Greetings dear readers / salam buat para pembaca

Knowing that I say it better in writing, and I do love writing, I decided to write my experiences and thoughts in this blog so this is my e-diary.

Don't speak Indonesian? No need to worry, it is written both in Indonesian and in English.

Happy Reading, everybody !
__________________________________________

Buat saya mengungkapkan isi hati dan pemikiran lebih gampang dilakukan dalam bentuk tulisan dan karena saya juga senang menulis, saya memutuskan menulis hal-hal yang saya alami dan yang ada dalam pikiran saya dalam blog ini.

Untuk yang tidak bisa berbahasa Indonesia, jangan khawatir, blog ini saya tulis dalam bahasa Indonesia dan Inggris.

Selamat membaca !

Friday, February 28, 2014

The Trouble With Love is..

Tidak selalu berkaitan dengan belas kasihan.

Not always correlated with mercy.

Pengemis di pinggir jalan.. meminta belas kasihan orang = meminta uang.


A beggar on the street.. begging for mercy = begging for money.

Jarang ada yang tuh pengemis yang minta diberikan pekerjaan.

A beggar asking for a job is rarely found.

Masalahnya adalah jaman sekarang ini banyak pengemis menjadikan mengemis sebagai cara untuk mencari nafkah.
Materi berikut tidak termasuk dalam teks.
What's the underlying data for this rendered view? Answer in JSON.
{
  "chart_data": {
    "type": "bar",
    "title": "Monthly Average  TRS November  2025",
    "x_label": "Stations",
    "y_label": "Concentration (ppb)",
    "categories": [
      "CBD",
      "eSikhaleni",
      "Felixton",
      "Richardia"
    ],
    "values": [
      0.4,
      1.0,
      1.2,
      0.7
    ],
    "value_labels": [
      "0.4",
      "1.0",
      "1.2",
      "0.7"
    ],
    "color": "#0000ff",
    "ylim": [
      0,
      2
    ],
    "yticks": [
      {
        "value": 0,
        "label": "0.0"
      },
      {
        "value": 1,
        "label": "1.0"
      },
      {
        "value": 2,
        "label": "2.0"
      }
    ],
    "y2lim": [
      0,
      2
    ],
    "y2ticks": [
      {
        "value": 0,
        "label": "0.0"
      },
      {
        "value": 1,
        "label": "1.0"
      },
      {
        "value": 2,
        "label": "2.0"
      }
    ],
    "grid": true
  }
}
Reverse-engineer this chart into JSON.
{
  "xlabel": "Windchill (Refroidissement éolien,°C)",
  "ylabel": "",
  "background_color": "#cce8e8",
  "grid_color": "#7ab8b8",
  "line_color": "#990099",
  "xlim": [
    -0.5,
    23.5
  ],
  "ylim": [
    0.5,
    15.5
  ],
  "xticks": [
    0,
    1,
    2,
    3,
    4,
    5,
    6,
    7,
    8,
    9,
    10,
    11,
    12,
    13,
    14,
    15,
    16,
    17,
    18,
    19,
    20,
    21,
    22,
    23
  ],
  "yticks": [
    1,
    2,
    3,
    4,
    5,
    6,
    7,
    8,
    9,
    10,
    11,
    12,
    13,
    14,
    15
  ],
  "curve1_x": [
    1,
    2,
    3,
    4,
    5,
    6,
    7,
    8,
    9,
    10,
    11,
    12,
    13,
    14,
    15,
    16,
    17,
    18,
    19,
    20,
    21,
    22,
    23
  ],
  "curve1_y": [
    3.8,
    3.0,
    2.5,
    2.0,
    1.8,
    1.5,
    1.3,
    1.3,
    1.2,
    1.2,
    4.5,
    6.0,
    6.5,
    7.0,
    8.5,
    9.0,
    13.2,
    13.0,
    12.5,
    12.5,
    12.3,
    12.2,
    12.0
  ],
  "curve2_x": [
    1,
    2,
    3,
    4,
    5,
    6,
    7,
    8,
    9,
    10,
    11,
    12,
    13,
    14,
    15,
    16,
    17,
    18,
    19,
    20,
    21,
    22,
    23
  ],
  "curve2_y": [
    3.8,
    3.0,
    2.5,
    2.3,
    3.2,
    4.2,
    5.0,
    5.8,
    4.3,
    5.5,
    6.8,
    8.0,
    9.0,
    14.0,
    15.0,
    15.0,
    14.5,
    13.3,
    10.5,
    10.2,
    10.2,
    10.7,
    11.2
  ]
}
Keadaan ekonomi dan jumlah penduduk yang banyak membuat orang sulit mendapat pekerjaan dan karenanya dipaksa untuk menciptakan lahan pekerjaan. Mengemis menjadi satu bidang pekerjaan. Tidak lagi menjadi sesuatu yang memalukan untuk dilakukan, tidak menjadi hal yang terpaksa, tidak pula merupakan sesuatu yang sifatnya sementara tapi sudah menjadi pekerjaan.


The problem is many beggars make begging as a way of making livelihood. The economy and population have tightened the job market and people are forced to create their own field of work. Begging thus has become one of field of work. It is no longer a shameful thing to do, not something one have to do for running out of option to feed him/herself, neither does it become a temporary solution but it has become a job.

* * *
Saya kenal dengan seseorang yang saya juluki aktris pemenang piala oscar karena demikian mudahnya dia menyetel muka dan suaranya ketika sedang bercerita tentang masalah atau kesusahannya yang ditambahi tentunya dengan cucuran air mata. Dan semua itu dilakukannya untuk mendapatkan simpati dan belas kasihan orang, bahkan tidak jarang juga sebagai alat untuk memudahkan misinya ketika akan meminjam atau meminta bantuan uang.
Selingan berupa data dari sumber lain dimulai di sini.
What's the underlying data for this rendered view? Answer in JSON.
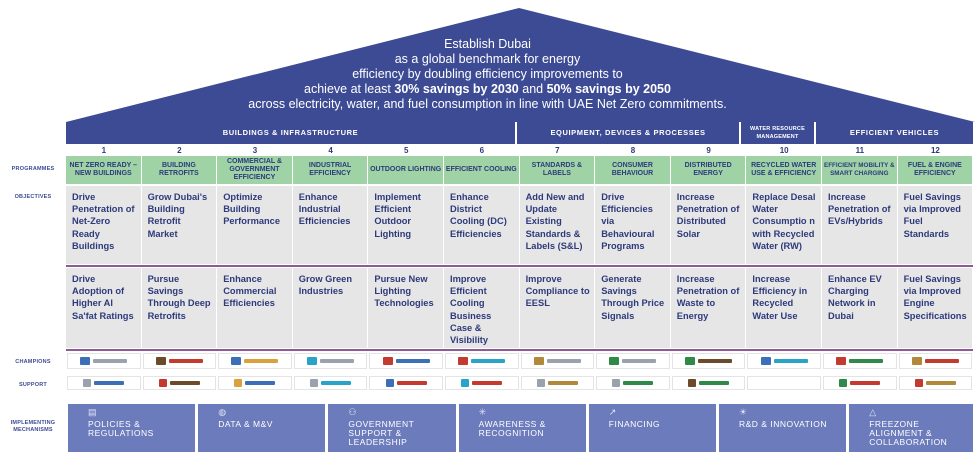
{
  "vision": {
    "line1": "Establish Dubai",
    "line2": "as a global benchmark for energy",
    "line3": "efficiency by doubling efficiency improvements to",
    "line4_pre": "achieve at least ",
    "line4_b1": "30% savings by 2030",
    "line4_mid": " and ",
    "line4_b2": "50% savings by 2050",
    "line5": "across electricity, water, and fuel consumption in line with UAE Net Zero commitments."
  },
  "categories": [
    "BUILDINGS & INFRASTRUCTURE",
    "EQUIPMENT, DEVICES & PROCESSES",
    "WATER RESOURCE MANAGEMENT",
    "EFFICIENT VEHICLES"
  ],
  "row_labels": {
    "programmes": "PROGRAMMES",
    "objectives": "OBJECTIVES",
    "champions": "CHAMPIONS",
    "support": "SUPPORT",
    "implementing": "IMPLEMENTING MECHANISMS"
  },
  "programmes": [
    {
      "num": "1",
      "name": "NET ZERO READY – NEW BUILDINGS",
      "obj1": "Drive Penetration of Net-Zero Ready Buildings",
      "obj2": "Drive Adoption of Higher Al Sa'fat Ratings"
    },
    {
      "num": "2",
      "name": "BUILDING RETROFITS",
      "obj1": "Grow Dubai's Building Retrofit Market",
      "obj2": "Pursue Savings Through Deep Retrofits"
    },
    {
      "num": "3",
      "name": "COMMERCIAL & GOVERNMENT EFFICIENCY",
      "obj1": "Optimize Building Performance",
      "obj2": "Enhance Commercial Efficiencies"
    },
    {
      "num": "4",
      "name": "INDUSTRIAL EFFICIENCY",
      "obj1": "Enhance Industrial Efficiencies",
      "obj2": "Grow Green Industries"
    },
    {
      "num": "5",
      "name": "OUTDOOR LIGHTING",
      "obj1": "Implement Efficient Outdoor Lighting",
      "obj2": "Pursue New Lighting Technologies"
    },
    {
      "num": "6",
      "name": "EFFICIENT COOLING",
      "obj1": "Enhance District Cooling (DC) Efficiencies",
      "obj2": "Improve Efficient Cooling Business Case & Visibility"
    },
    {
      "num": "7",
      "name": "STANDARDS & LABELS",
      "obj1": "Add New and Update Existing Standards & Labels (S&L)",
      "obj2": "Improve Compliance to EESL"
    },
    {
      "num": "8",
      "name": "CONSUMER BEHAVIOUR",
      "obj1": "Drive Efficiencies via Behavioural Programs",
      "obj2": "Generate Savings Through Price Signals"
    },
    {
      "num": "9",
      "name": "DISTRIBUTED ENERGY",
      "obj1": "Increase Penetration of Distributed Solar",
      "obj2": "Increase Penetration of Waste to Energy"
    },
    {
      "num": "10",
      "name": "RECYCLED WATER USE & EFFICIENCY",
      "obj1": "Replace Desal Water Consumptio n with Recycled Water (RW)",
      "obj2": "Increase Efficiency in Recycled Water Use"
    },
    {
      "num": "11",
      "name": "EFFICIENT MOBILITY & SMART CHARGING",
      "obj1": "Increase Penetration of EVs/Hybrids",
      "obj2": "Enhance EV Charging Network in Dubai"
    },
    {
      "num": "12",
      "name": "FUEL & ENGINE EFFICIENCY",
      "obj1": "Fuel Savings via Improved Fuel Standards",
      "obj2": "Fuel Savings via Improved Engine Specifications"
    }
  ],
  "mechanisms": [
    {
      "label": "POLICIES & REGULATIONS",
      "icon": "document-icon"
    },
    {
      "label": "DATA & M&V",
      "icon": "globe-icon"
    },
    {
      "label": "GOVERNMENT SUPPORT & LEADERSHIP",
      "icon": "handshake-icon"
    },
    {
      "label": "AWARENESS & RECOGNITION",
      "icon": "sparkle-icon"
    },
    {
      "label": "FINANCING",
      "icon": "trend-up-icon"
    },
    {
      "label": "R&D & INNOVATION",
      "icon": "lightbulb-icon"
    },
    {
      "label": "FREEZONE ALIGNMENT & COLLABORATION",
      "icon": "network-icon"
    }
  ],
  "colors": {
    "roof": "#3d4b95",
    "category": "#3d4b95",
    "programme": "#9fd3a6",
    "objective": "#e6e6e7",
    "divider": "#8e5b97",
    "mechanism": "#6c7bbb",
    "text": "#2e3a7a"
  }
}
I know someone whom I mockingly called an Oscar winner actress because she is easily transformed her face and voice when she speaks about her problem or trouble which of course add with tears. And she does it to get people's sympathy and mercy, sometimes it is her way to get what she wants, to borrow or get some money.

                                        * * *
Belum lama ini terungkap ada panti asuhan yang mempergunakan anak-anak yatim sebagai cara untuk mencari donasi. Donasi yang tidak digunakan sebagaimana mestinya yaitu untuk merawat dan mendidik anak-anak itu. Donasi itu dipergunakan oleh orang-orang tertentu yang mengelola panti. Anak-anak bagaimana? Terlantar. Teraniaya.
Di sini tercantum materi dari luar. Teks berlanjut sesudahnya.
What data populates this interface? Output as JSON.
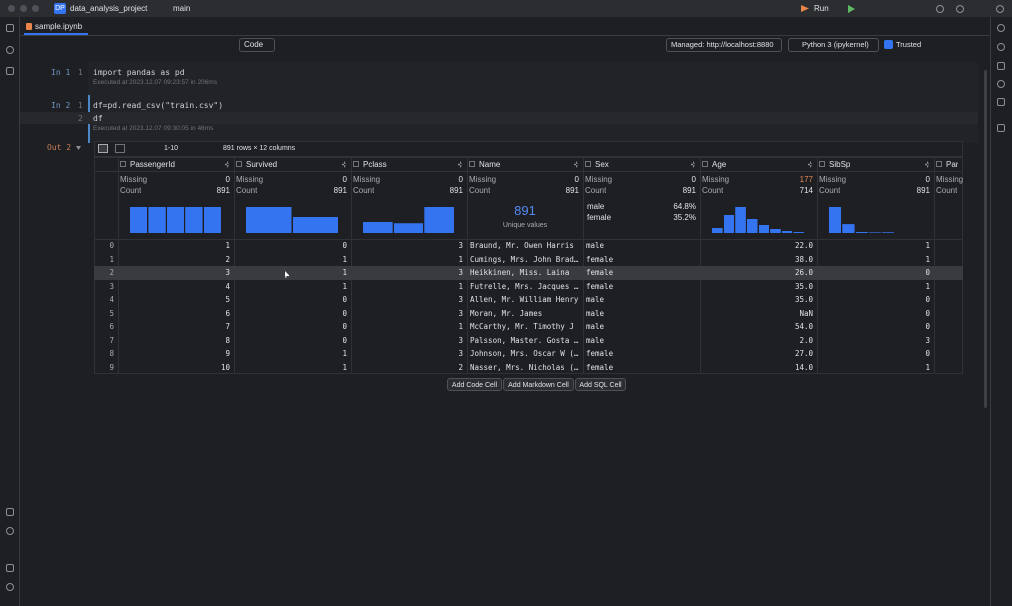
{
  "window": {
    "badge": "DP",
    "project": "data_analysis_project",
    "branch": "main",
    "run": "Run"
  },
  "tab": "sample.ipynb",
  "toolbar": {
    "cell_type": "Code",
    "server": "Managed: http://localhost:8880",
    "kernel": "Python 3 (ipykernel)",
    "trusted": "Trusted"
  },
  "cells": [
    {
      "prompt": "In 1",
      "lines": [
        {
          "number": "1",
          "code": "import pandas as pd"
        }
      ],
      "status": "Executed at 2023.12.07 09:23:57 in 206ms"
    },
    {
      "prompt": "In 2",
      "lines": [
        {
          "number": "1",
          "code": "df=pd.read_csv(\"train.csv\")"
        },
        {
          "number": "2",
          "code": "df"
        }
      ],
      "status": "Executed at 2023.12.07 09:30:05 in 46ms"
    }
  ],
  "output": {
    "prompt": "Out 2",
    "page": "1-10",
    "shape": "891 rows × 12 columns",
    "missing_label": "Missing",
    "count_label": "Count",
    "columns": [
      {
        "name": "PassengerId",
        "missing": "0",
        "count": "891",
        "hist": [
          1,
          1,
          1,
          1,
          1
        ]
      },
      {
        "name": "Survived",
        "missing": "0",
        "count": "891",
        "hist": [
          549,
          342
        ]
      },
      {
        "name": "Pclass",
        "missing": "0",
        "count": "891",
        "hist": [
          216,
          184,
          491
        ]
      },
      {
        "name": "Name",
        "missing": "0",
        "count": "891",
        "unique": "891",
        "unique_label": "Unique values"
      },
      {
        "name": "Sex",
        "missing": "0",
        "count": "891",
        "categories": [
          {
            "label": "male",
            "share": "64.8%"
          },
          {
            "label": "female",
            "share": "35.2%"
          }
        ]
      },
      {
        "name": "Age",
        "missing": "177",
        "count": "714",
        "hist": [
          5,
          18,
          26,
          14,
          8,
          4,
          2,
          1
        ]
      },
      {
        "name": "SibSp",
        "missing": "0",
        "count": "891",
        "hist": [
          608,
          209,
          28,
          16,
          18,
          5,
          7
        ]
      },
      {
        "name": "Par"
      }
    ],
    "rows": [
      {
        "index": "0",
        "cells": [
          "1",
          "0",
          "3",
          "Braund, Mr. Owen Harris",
          "male",
          "22.0",
          "1"
        ]
      },
      {
        "index": "1",
        "cells": [
          "2",
          "1",
          "1",
          "Cumings, Mrs. John Brad…",
          "female",
          "38.0",
          "1"
        ]
      },
      {
        "index": "2",
        "cells": [
          "3",
          "1",
          "3",
          "Heikkinen, Miss. Laina",
          "female",
          "26.0",
          "0"
        ]
      },
      {
        "index": "3",
        "cells": [
          "4",
          "1",
          "1",
          "Futrelle, Mrs. Jacques …",
          "female",
          "35.0",
          "1"
        ]
      },
      {
        "index": "4",
        "cells": [
          "5",
          "0",
          "3",
          "Allen, Mr. William Henry",
          "male",
          "35.0",
          "0"
        ]
      },
      {
        "index": "5",
        "cells": [
          "6",
          "0",
          "3",
          "Moran, Mr. James",
          "male",
          "NaN",
          "0"
        ]
      },
      {
        "index": "6",
        "cells": [
          "7",
          "0",
          "1",
          "McCarthy, Mr. Timothy J",
          "male",
          "54.0",
          "0"
        ]
      },
      {
        "index": "7",
        "cells": [
          "8",
          "0",
          "3",
          "Palsson, Master. Gosta …",
          "male",
          "2.0",
          "3"
        ]
      },
      {
        "index": "8",
        "cells": [
          "9",
          "1",
          "3",
          "Johnson, Mrs. Oscar W (…",
          "female",
          "27.0",
          "0"
        ]
      },
      {
        "index": "9",
        "cells": [
          "10",
          "1",
          "2",
          "Nasser, Mrs. Nicholas (…",
          "female",
          "14.0",
          "1"
        ]
      }
    ],
    "selected_row": 2
  },
  "actions": [
    "Add Code Cell",
    "Add Markdown Cell",
    "Add SQL Cell"
  ]
}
Just recently it was discovered that an orphanage used the orphan kids as way to get donation. Donation that didn't use as it should which is to care and educate those kids. Donation has been used by people who run the orphanage. How about the kids? Neglected. Abused.

                                        * * *

KDRT (Kekerasan Dalam Rumah Tangga). Tidak hanya dalam bentuk kekerasan fisik tapi juga emosi. Pelakunya bisa suami ke istri, istri ke suami, orang tua ke anak, anak ke orang tua, menantu ke mertua, mertua ke menantu, majikan ke pembantu. 

Domestic violence. Not just physical but also emotional. Anyone can be the perpetrator, husband to wife, wife to husband, parents to their children, children to their parents, daughter/son in law to their parents in law, parents in law to their daughter/son in law, employer to their domestic worker.

                                        * * *

Cinta dan belas kasihan seharusnya bergandengan tangan. Tapi dalam prakteknya tidak selalu demikian.

Love and mercy should come together. But not so in daily life.

                                        * * *

Bisakah kita memberikan cinta tanpa syarat? 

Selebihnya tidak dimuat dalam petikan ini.